The Trump administration has proposed 2018 budget cuts wiping out R&D funding programs that had been tapped into for new electric vehicles, clean fuels, and efficient energy.

The proposal would eliminate the U.S. Department of Energy’s Advanced Technology Vehicle Manufacturing Program (ATMVP) and Advanced Research Projects Agency-Energy (ARPA-E). The Trump administration thinks these funds should be diverted elsewhere in the budget as the private sector is now better positioned to back its own research and commercialize these innovative technologies.

Trump would like to see a $54-billion increase in defense spending that would be offset in cuts to other departments. DoE would see a $1.7 billion cut for the next fiscal year. Of the $28 billion in the DoE’s budget funding, about $1.4 billion will be increased for the National Nuclear Security Administration.
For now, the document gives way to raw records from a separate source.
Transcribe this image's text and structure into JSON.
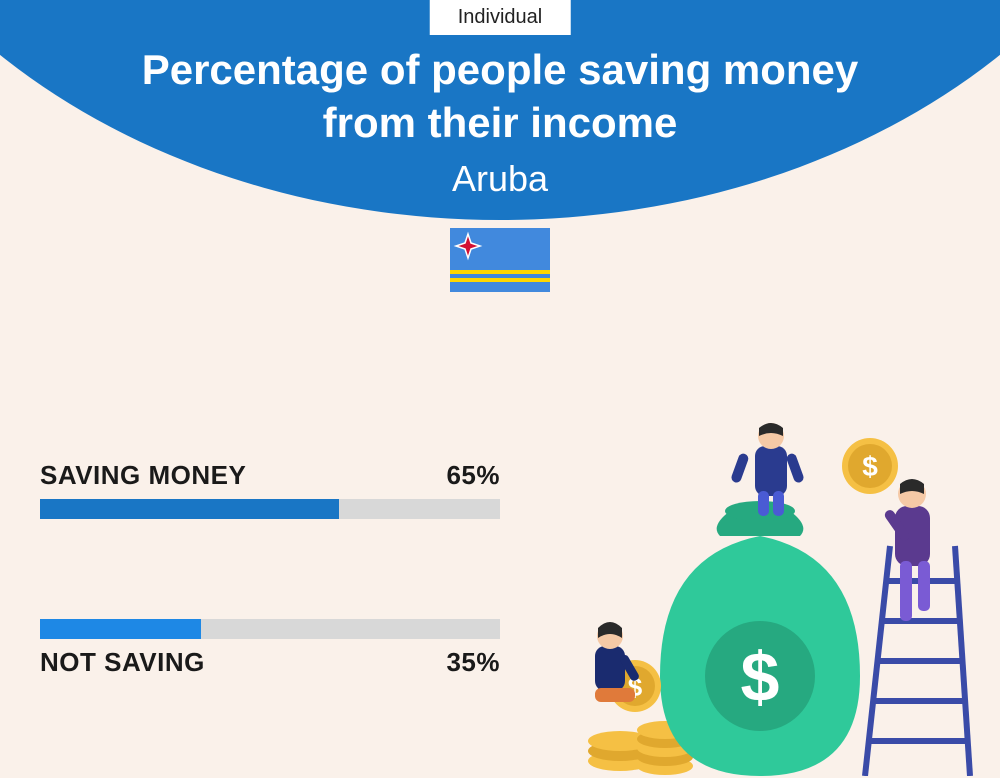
{
  "badge": "Individual",
  "title_line1": "Percentage of people saving money",
  "title_line2": "from their income",
  "country": "Aruba",
  "flag": {
    "bg": "#4189dd",
    "stripe": "#ffd700",
    "star_fill": "#d21034",
    "star_stroke": "#ffffff"
  },
  "bars": {
    "saving": {
      "label": "SAVING MONEY",
      "value_text": "65%",
      "value": 65,
      "fill_color": "#1976c5",
      "track_color": "#d8d8d8"
    },
    "not_saving": {
      "label": "NOT SAVING",
      "value_text": "35%",
      "value": 35,
      "fill_color": "#1e88e5",
      "track_color": "#d8d8d8"
    }
  },
  "colors": {
    "header_bg": "#1976c5",
    "page_bg": "#faf1ea",
    "text_dark": "#1a1a1a"
  },
  "illustration": {
    "bag": "#2fc99a",
    "bag_shadow": "#26a980",
    "coin": "#f5c044",
    "coin_edge": "#e0a82e",
    "person1_top": "#2a3b8f",
    "person1_bottom": "#4a5bd4",
    "person2_top": "#5b3a8f",
    "person2_bottom": "#7a5bd4",
    "person3_top": "#1a2b6f",
    "person3_bottom": "#e07a3a",
    "skin": "#f5c9a6",
    "hair": "#2a2a2a",
    "ladder": "#3a4ba8"
  }
}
ATMVP has played an important role in the launch of plug-in vehicles in the U.S. market. Under the Obama administration, fund recipients included General Motors, Ford, and Nissan, for development of their first mass market electric cars. In 2013, Tesla was proud to finish paying back its $465 million low interest loan through the DoE program, nine years earlier than had been required.
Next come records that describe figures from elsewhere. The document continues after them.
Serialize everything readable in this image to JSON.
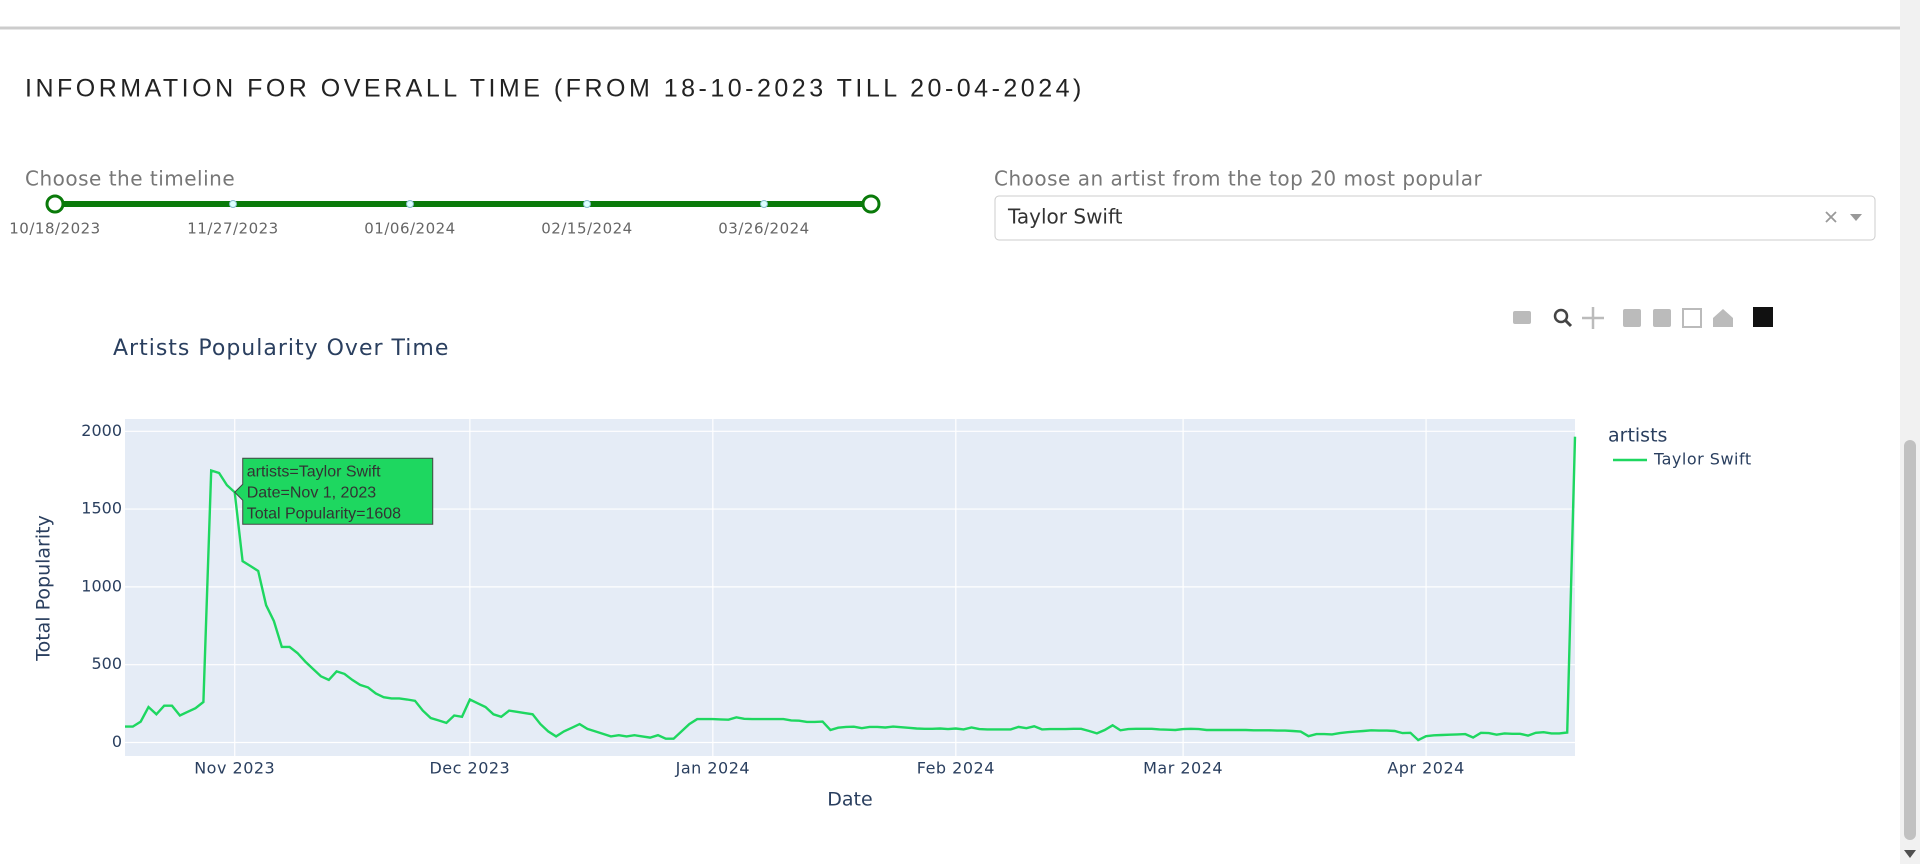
{
  "header": {
    "title": "INFORMATION FOR OVERALL TIME (FROM 18-10-2023 TILL 20-04-2024)"
  },
  "timeline": {
    "label": "Choose the timeline",
    "marks": [
      "10/18/2023",
      "11/27/2023",
      "01/06/2024",
      "02/15/2024",
      "03/26/2024"
    ]
  },
  "artist_select": {
    "label": "Choose an artist from the top 20 most popular",
    "value": "Taylor Swift"
  },
  "chart_data": {
    "type": "line",
    "title": "Artists Popularity Over Time",
    "x_label": "Date",
    "y_label": "Total Popularity",
    "legend_title": "artists",
    "grid": true,
    "tooltip": [
      "artists=Taylor Swift",
      "Date=Nov 1, 2023",
      "Total Popularity=1608"
    ],
    "xlim": [
      "2023-10-18",
      "2024-04-20"
    ],
    "xticks": [
      {
        "value": "2023-11-01",
        "label": "Nov 2023"
      },
      {
        "value": "2023-12-01",
        "label": "Dec 2023"
      },
      {
        "value": "2024-01-01",
        "label": "Jan 2024"
      },
      {
        "value": "2024-02-01",
        "label": "Feb 2024"
      },
      {
        "value": "2024-03-01",
        "label": "Mar 2024"
      },
      {
        "value": "2024-04-01",
        "label": "Apr 2024"
      }
    ],
    "ylim": [
      -87,
      2079
    ],
    "yticks": [
      0,
      500,
      1000,
      1500,
      2000
    ],
    "x": [
      "2023-10-18",
      "2023-10-19",
      "2023-10-20",
      "2023-10-21",
      "2023-10-22",
      "2023-10-23",
      "2023-10-24",
      "2023-10-25",
      "2023-10-26",
      "2023-10-27",
      "2023-10-28",
      "2023-10-29",
      "2023-10-30",
      "2023-10-31",
      "2023-11-01",
      "2023-11-02",
      "2023-11-03",
      "2023-11-04",
      "2023-11-05",
      "2023-11-06",
      "2023-11-07",
      "2023-11-08",
      "2023-11-09",
      "2023-11-10",
      "2023-11-11",
      "2023-11-12",
      "2023-11-13",
      "2023-11-14",
      "2023-11-15",
      "2023-11-16",
      "2023-11-17",
      "2023-11-18",
      "2023-11-19",
      "2023-11-20",
      "2023-11-21",
      "2023-11-22",
      "2023-11-23",
      "2023-11-24",
      "2023-11-25",
      "2023-11-26",
      "2023-11-27",
      "2023-11-28",
      "2023-11-29",
      "2023-11-30",
      "2023-12-01",
      "2023-12-02",
      "2023-12-03",
      "2023-12-04",
      "2023-12-05",
      "2023-12-06",
      "2023-12-07",
      "2023-12-08",
      "2023-12-09",
      "2023-12-10",
      "2023-12-11",
      "2023-12-12",
      "2023-12-13",
      "2023-12-14",
      "2023-12-15",
      "2023-12-16",
      "2023-12-17",
      "2023-12-18",
      "2023-12-19",
      "2023-12-20",
      "2023-12-21",
      "2023-12-22",
      "2023-12-23",
      "2023-12-24",
      "2023-12-25",
      "2023-12-26",
      "2023-12-27",
      "2023-12-28",
      "2023-12-29",
      "2023-12-30",
      "2023-12-31",
      "2024-01-01",
      "2024-01-02",
      "2024-01-03",
      "2024-01-04",
      "2024-01-05",
      "2024-01-06",
      "2024-01-07",
      "2024-01-08",
      "2024-01-09",
      "2024-01-10",
      "2024-01-11",
      "2024-01-12",
      "2024-01-13",
      "2024-01-14",
      "2024-01-15",
      "2024-01-16",
      "2024-01-17",
      "2024-01-18",
      "2024-01-19",
      "2024-01-20",
      "2024-01-21",
      "2024-01-22",
      "2024-01-23",
      "2024-01-24",
      "2024-01-25",
      "2024-01-26",
      "2024-01-27",
      "2024-01-28",
      "2024-01-29",
      "2024-01-30",
      "2024-01-31",
      "2024-02-01",
      "2024-02-02",
      "2024-02-03",
      "2024-02-04",
      "2024-02-05",
      "2024-02-06",
      "2024-02-07",
      "2024-02-08",
      "2024-02-09",
      "2024-02-10",
      "2024-02-11",
      "2024-02-12",
      "2024-02-13",
      "2024-02-14",
      "2024-02-15",
      "2024-02-16",
      "2024-02-17",
      "2024-02-18",
      "2024-02-19",
      "2024-02-20",
      "2024-02-21",
      "2024-02-22",
      "2024-02-23",
      "2024-02-24",
      "2024-02-25",
      "2024-02-26",
      "2024-02-27",
      "2024-02-28",
      "2024-02-29",
      "2024-03-01",
      "2024-03-02",
      "2024-03-03",
      "2024-03-04",
      "2024-03-05",
      "2024-03-06",
      "2024-03-07",
      "2024-03-08",
      "2024-03-09",
      "2024-03-10",
      "2024-03-11",
      "2024-03-12",
      "2024-03-13",
      "2024-03-14",
      "2024-03-15",
      "2024-03-16",
      "2024-03-17",
      "2024-03-18",
      "2024-03-19",
      "2024-03-20",
      "2024-03-21",
      "2024-03-22",
      "2024-03-23",
      "2024-03-24",
      "2024-03-25",
      "2024-03-26",
      "2024-03-27",
      "2024-03-28",
      "2024-03-29",
      "2024-03-30",
      "2024-03-31",
      "2024-04-01",
      "2024-04-02",
      "2024-04-03",
      "2024-04-04",
      "2024-04-05",
      "2024-04-06",
      "2024-04-07",
      "2024-04-08",
      "2024-04-09",
      "2024-04-10",
      "2024-04-11",
      "2024-04-12",
      "2024-04-13",
      "2024-04-14",
      "2024-04-15",
      "2024-04-16",
      "2024-04-17",
      "2024-04-18",
      "2024-04-19",
      "2024-04-20"
    ],
    "series": [
      {
        "name": "Taylor Swift",
        "color": "#1ed760",
        "values": [
          102,
          102,
          134,
          228,
          181,
          236,
          236,
          173,
          197,
          220,
          260,
          1748,
          1732,
          1654,
          1608,
          1165,
          1134,
          1102,
          882,
          780,
          614,
          614,
          575,
          520,
          472,
          425,
          402,
          457,
          441,
          402,
          370,
          354,
          315,
          291,
          283,
          283,
          276,
          268,
          205,
          157,
          142,
          126,
          173,
          165,
          276,
          252,
          228,
          181,
          165,
          205,
          197,
          189,
          181,
          118,
          71,
          39,
          71,
          94,
          118,
          87,
          71,
          55,
          39,
          47,
          39,
          47,
          39,
          31,
          47,
          24,
          24,
          71,
          118,
          150,
          150,
          150,
          148,
          146,
          162,
          152,
          150,
          150,
          150,
          150,
          150,
          142,
          140,
          132,
          132,
          134,
          80,
          95,
          100,
          101,
          92,
          100,
          100,
          96,
          102,
          98,
          94,
          90,
          88,
          88,
          90,
          86,
          90,
          84,
          96,
          86,
          84,
          84,
          84,
          84,
          100,
          92,
          104,
          84,
          86,
          86,
          86,
          88,
          88,
          74,
          58,
          80,
          110,
          78,
          86,
          88,
          88,
          88,
          84,
          82,
          80,
          86,
          88,
          86,
          80,
          80,
          80,
          80,
          80,
          80,
          78,
          78,
          78,
          76,
          76,
          74,
          70,
          40,
          54,
          54,
          52,
          60,
          66,
          70,
          74,
          78,
          76,
          76,
          74,
          60,
          62,
          15,
          40,
          46,
          48,
          50,
          52,
          54,
          32,
          62,
          60,
          50,
          58,
          56,
          56,
          44,
          62,
          66,
          58,
          58,
          64,
          1965
        ]
      }
    ]
  }
}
The Tesla loan payback followed a presidential election year where Republican candidate Mitt Romney attacked the Obama administration and DoE for loans lost to bankrupt companies Fisker Automotive and the Solyndra solar energy startup. Tesla had been included in the critique as well.
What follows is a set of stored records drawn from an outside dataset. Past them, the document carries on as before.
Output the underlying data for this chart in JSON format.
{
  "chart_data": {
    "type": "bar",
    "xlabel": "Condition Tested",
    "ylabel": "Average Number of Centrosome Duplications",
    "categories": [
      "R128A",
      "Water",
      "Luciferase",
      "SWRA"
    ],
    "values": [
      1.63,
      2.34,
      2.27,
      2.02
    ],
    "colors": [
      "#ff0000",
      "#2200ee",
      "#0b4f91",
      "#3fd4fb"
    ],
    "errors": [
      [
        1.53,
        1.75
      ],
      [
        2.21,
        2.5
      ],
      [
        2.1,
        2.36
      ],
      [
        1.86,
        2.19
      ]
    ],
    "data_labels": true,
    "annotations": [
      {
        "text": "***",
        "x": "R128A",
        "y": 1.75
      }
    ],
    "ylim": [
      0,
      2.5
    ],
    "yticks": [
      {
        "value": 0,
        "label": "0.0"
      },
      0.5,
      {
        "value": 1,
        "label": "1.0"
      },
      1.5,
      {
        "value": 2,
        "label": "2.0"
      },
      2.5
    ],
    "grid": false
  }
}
ARPA-E is known for providing incubators for new cleantech companies and energy sources. At its annual summit last month, visitors were able to learn all about the DELTA energy efficient heating and cooling system, the TERRA biofuel project, and an energy converter tapping into tidal wave power.

SEE ALSO:  ARPA-E Funding $32 Million for 10 Reduced-Energy Vehicle Projects

Greentech Media reported that several leading speakers at the summit voiced concerns over federal funding collapsing. At the time of the conference in late February, the Trump administration had announced its intention to increase the Pentagon’s budget by $54 billion; that would be taken away from other federal agencies.

Startup and major vehicle manufacturers have been able to tap into R&D projects in partnership with universities and DoE-backed research centers. Suppliers have also been part of these projects, including electric vehicle charging station makers, battery companies, and component manufacturers.